Approche empirique – quête de ce qui se cache dans les détails = rencontrer la peinture pour peut-être se
rencontrer.
Rapport à l’art = quelque chose de fort se passe = profonde rencontre
Si je dis ce que j’ai vu = discours simple, structuré, intelligible
Si j’essaie de dire ce que j’ai ressenti = discours désordonné, compliqué, inintelligible
« Saisir non ce que disent l’historien de l’art mais ce que m’ont dit les peintures. Cela parait simple et
demander seulement une écoute attentive comme l’aura été mon regard mais si je dois, pour aller jusqu’au
bout de cette saisie, traduire en phrase ce qui m’a été transmis en langage dont le propre est d’opérer
bouche cousue et sur l’instant, je risque fort de m’égarer. »
Rainer Maria Rilke, lettres d’un jeune poète.

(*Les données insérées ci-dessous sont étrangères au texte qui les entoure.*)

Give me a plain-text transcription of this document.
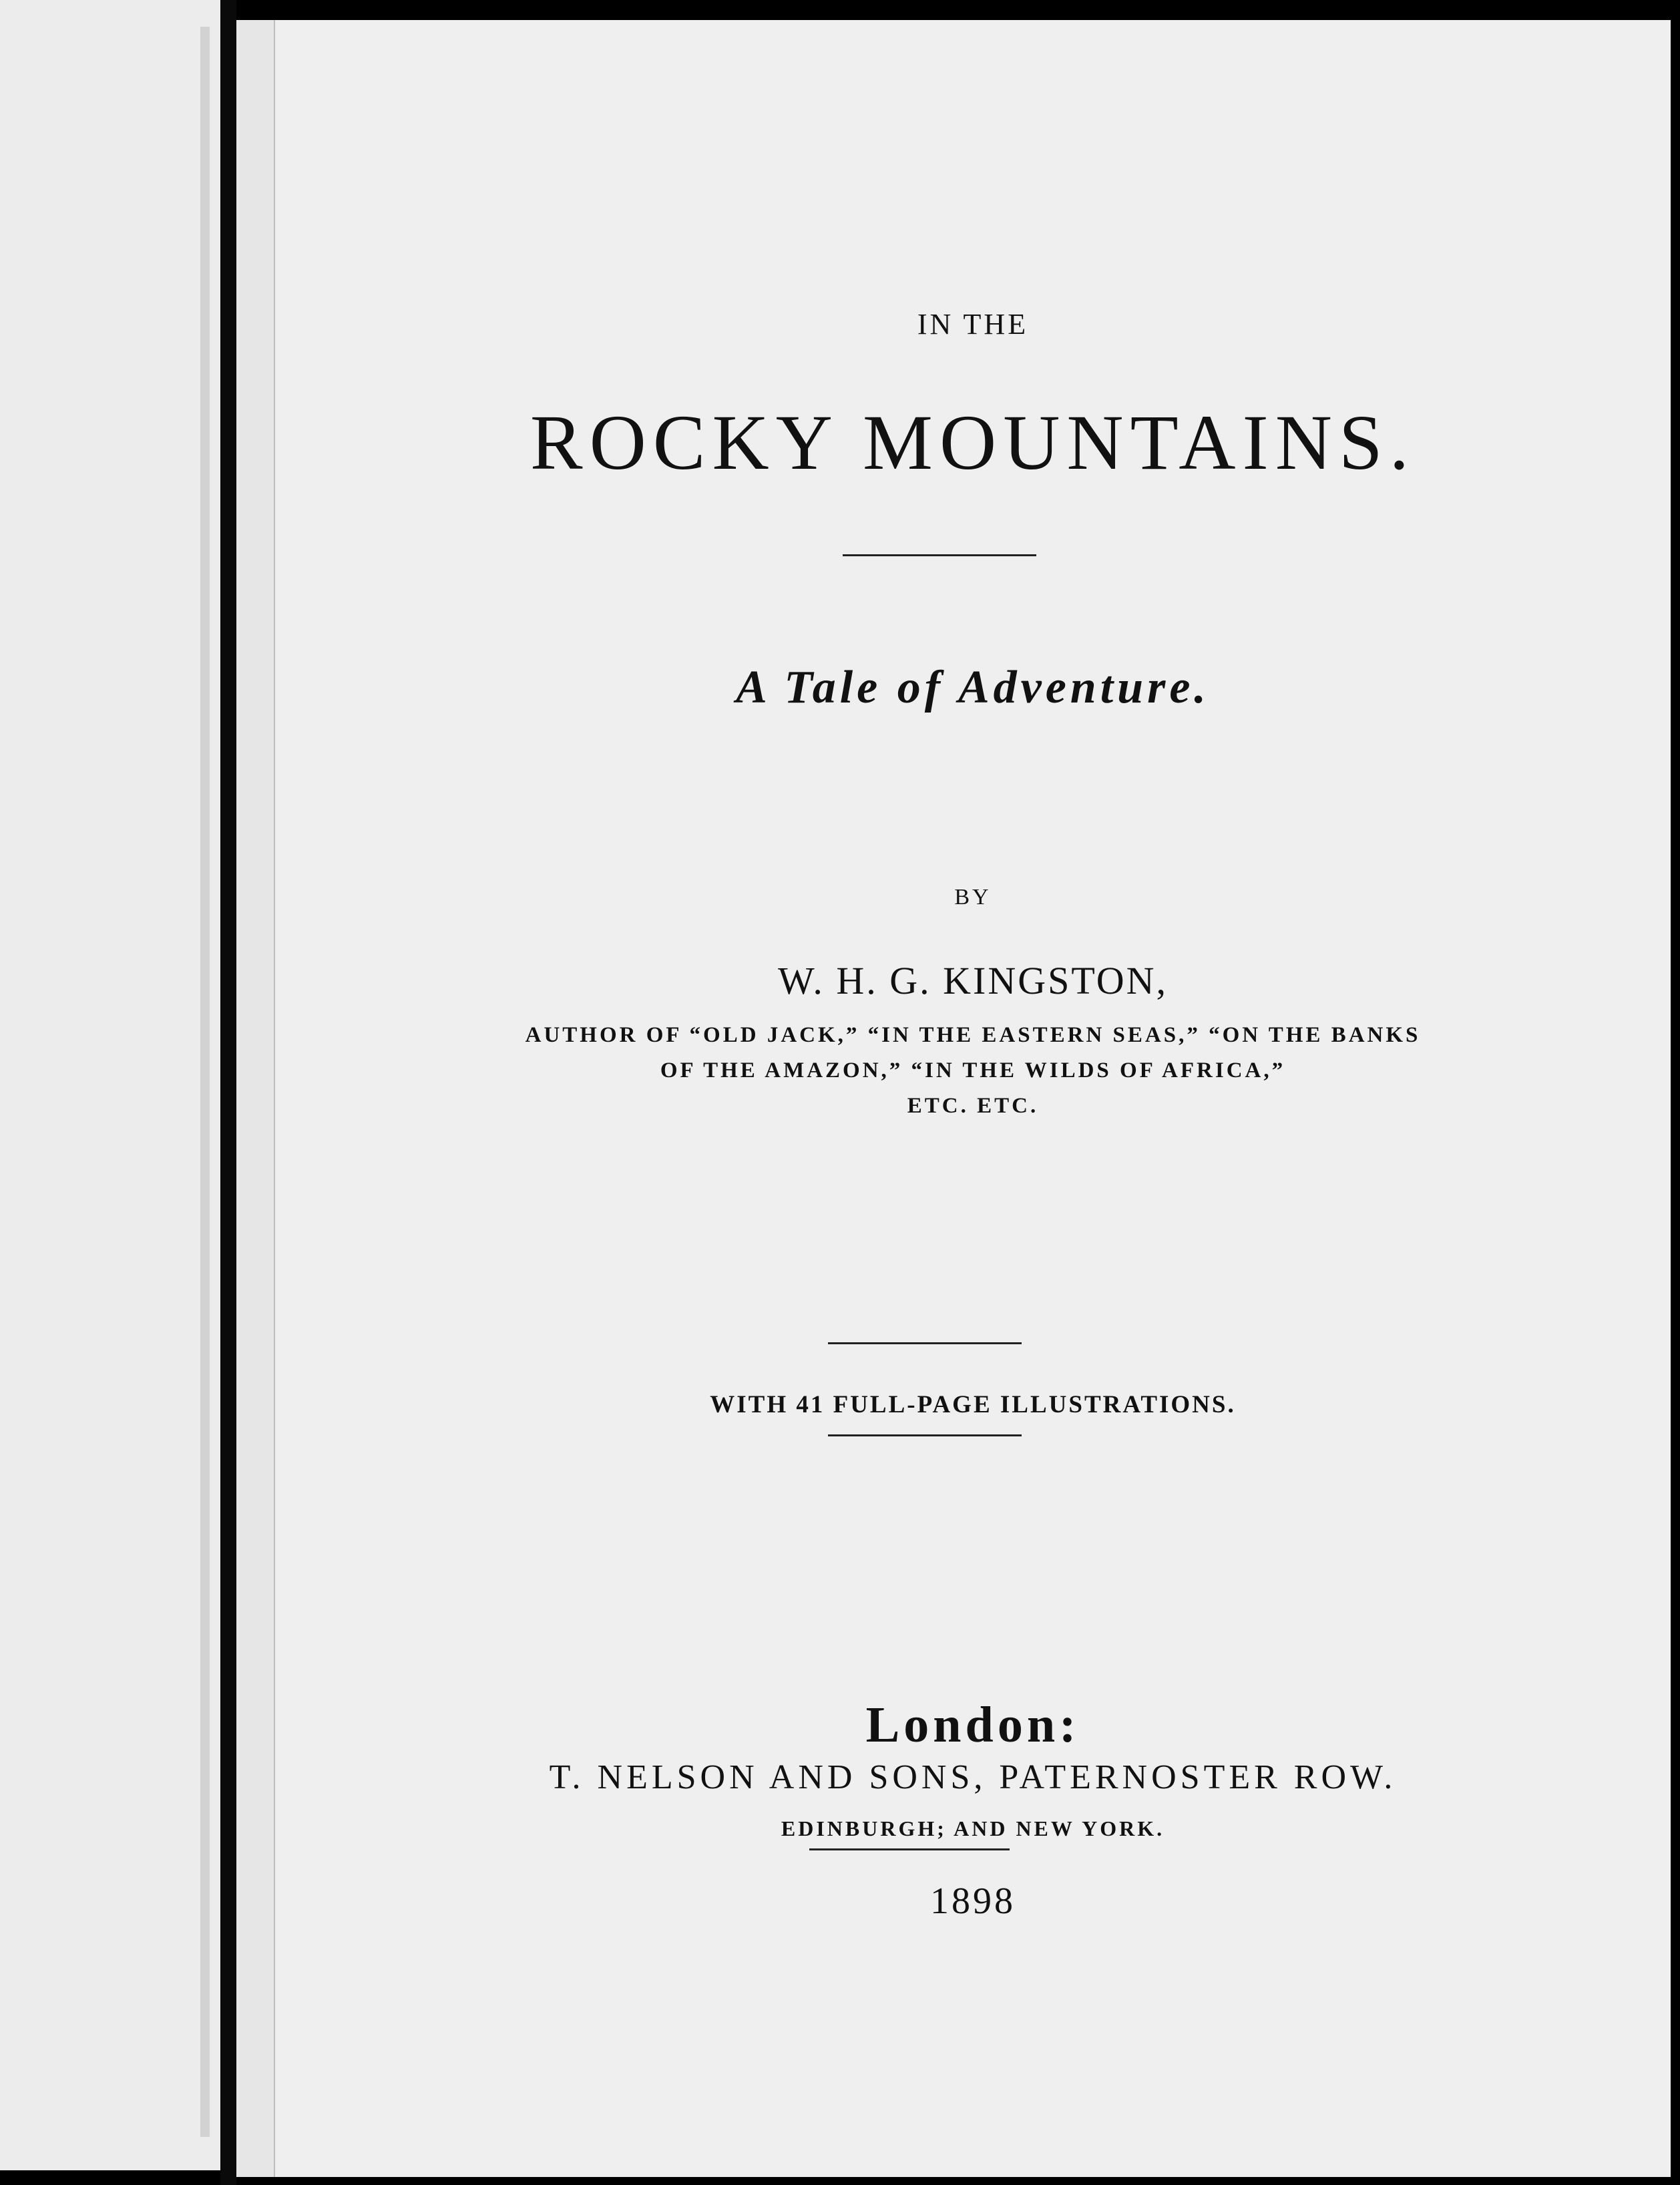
IN THE
ROCKY MOUNTAINS.
A Tale of Adventure.
BY
W. H. G. KINGSTON,
AUTHOR OF “OLD JACK,” “IN THE EASTERN SEAS,” “ON THE BANKS
OF THE AMAZON,” “IN THE WILDS OF AFRICA,”
ETC. ETC.
WITH 41 FULL-PAGE ILLUSTRATIONS.
London:
T. NELSON AND SONS, PATERNOSTER ROW.
EDINBURGH; AND NEW YORK.
1898
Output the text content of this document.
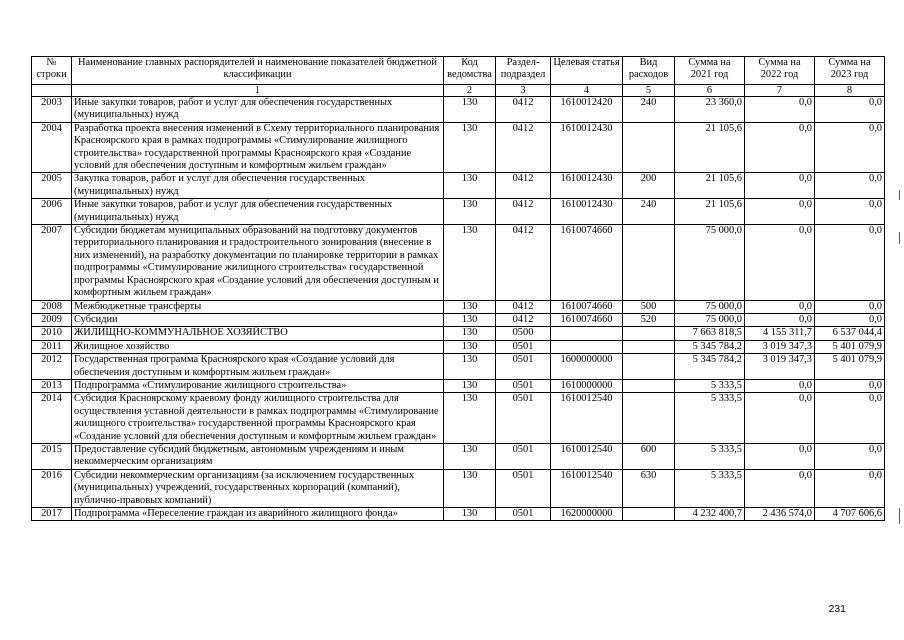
№ строки	Наименование главных распорядителей и наименование показателей бюджетной классификации	Код ведомства	Раздел-подраздел	Целевая статья	Вид расходов	Сумма на 2021 год	Сумма на 2022 год	Сумма на 2023 год
	1	2	3	4	5	6	7	8
2003	Иные закупки товаров, работ и услуг для обеспечения государственных (муниципальных) нужд	130	0412	1610012420	240	23 360,0	0,0	0,0
2004	Разработка проекта внесения изменений в Схему территориального планирования Красноярского края в рамках подпрограммы «Стимулирование жилищного строительства» государственной программы Красноярского края «Создание условий для обеспечения доступным и комфортным жильем граждан»	130	0412	1610012430		21 105,6	0,0	0,0
2005	Закупка товаров, работ и услуг для обеспечения государственных (муниципальных) нужд	130	0412	1610012430	200	21 105,6	0,0	0,0
2006	Иные закупки товаров, работ и услуг для обеспечения государственных (муниципальных) нужд	130	0412	1610012430	240	21 105,6	0,0	0,0
2007	Субсидии бюджетам муниципальных образований на подготовку документов территориального планирования и градостроительного зонирования (внесение в них изменений), на разработку документации по планировке территории в рамках подпрограммы «Стимулирование жилищного строительства» государственной программы Красноярского края «Создание условий для обеспечения доступным и комфортным жильем граждан»	130	0412	1610074660		75 000,0	0,0	0,0
2008	Межбюджетные трансферты	130	0412	1610074660	500	75 000,0	0,0	0,0
2009	Субсидии	130	0412	1610074660	520	75 000,0	0,0	0,0
2010	ЖИЛИЩНО-КОММУНАЛЬНОЕ ХОЗЯЙСТВО	130	0500			7 663 818,5	4 155 311,7	6 537 044,4
2011	Жилищное хозяйство	130	0501			5 345 784,2	3 019 347,3	5 401 079,9
2012	Государственная программа Красноярского края «Создание условий для обеспечения доступным и комфортным жильем граждан»	130	0501	1600000000		5 345 784,2	3 019 347,3	5 401 079,9
2013	Подпрограмма «Стимулирование жилищного строительства»	130	0501	1610000000		5 333,5	0,0	0,0
2014	Субсидия Красноярскому краевому фонду жилищного строительства для осуществления уставной деятельности в рамках подпрограммы «Стимулирование жилищного строительства» государственной программы Красноярского края «Создание условий для обеспечения доступным и комфортным жильем граждан»	130	0501	1610012540		5 333,5	0,0	0,0
2015	Предоставление субсидий бюджетным, автономным учреждениям и иным некоммерческим организациям	130	0501	1610012540	600	5 333,5	0,0	0,0
2016	Субсидии некоммерческим организациям (за исключением государственных (муниципальных) учреждений, государственных корпораций (компаний), публично-правовых компаний)	130	0501	1610012540	630	5 333,5	0,0	0,0
2017	Подпрограмма «Переселение граждан из аварийного жилищного фонда»	130	0501	1620000000		4 232 400,7	2 436 574,0	4 707 606,6
231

Le portrait, l’artiste et son modèle
« Ôter la célébrité du portrait et vous aurez le portrait. Le portrait sans l’excitation volage que procure
l’identification, sans la pulsion immédiate et envahissante de reconnaître le modèle, sans la manipulation
médiatique et vous aurez le portrait sans son réel, c’est-à-dire dans la réalité d’une procédure : la
figuration d’une relation entre deux personnes menée jusqu’à la production d’un objet commun. » Elizabeth
Leibowitz
Il y a mise à nue, réduction pour garder le précieux, le fond de la toile = Le négatif, la matrice de l’art
pictural.
Le voile de la reconnaissance du modèle est levé et on obtient alors le portrait sans son réel.
Un portrait = ce que peint, ce que photographie l’artiste n’est pas le modèle mais la relation entre l’artiste
et le modèle.
Passé le figuré, reste le figural = passé l’analogie, reste l’ontologie.
Portrait peint qui met au-devant la relation.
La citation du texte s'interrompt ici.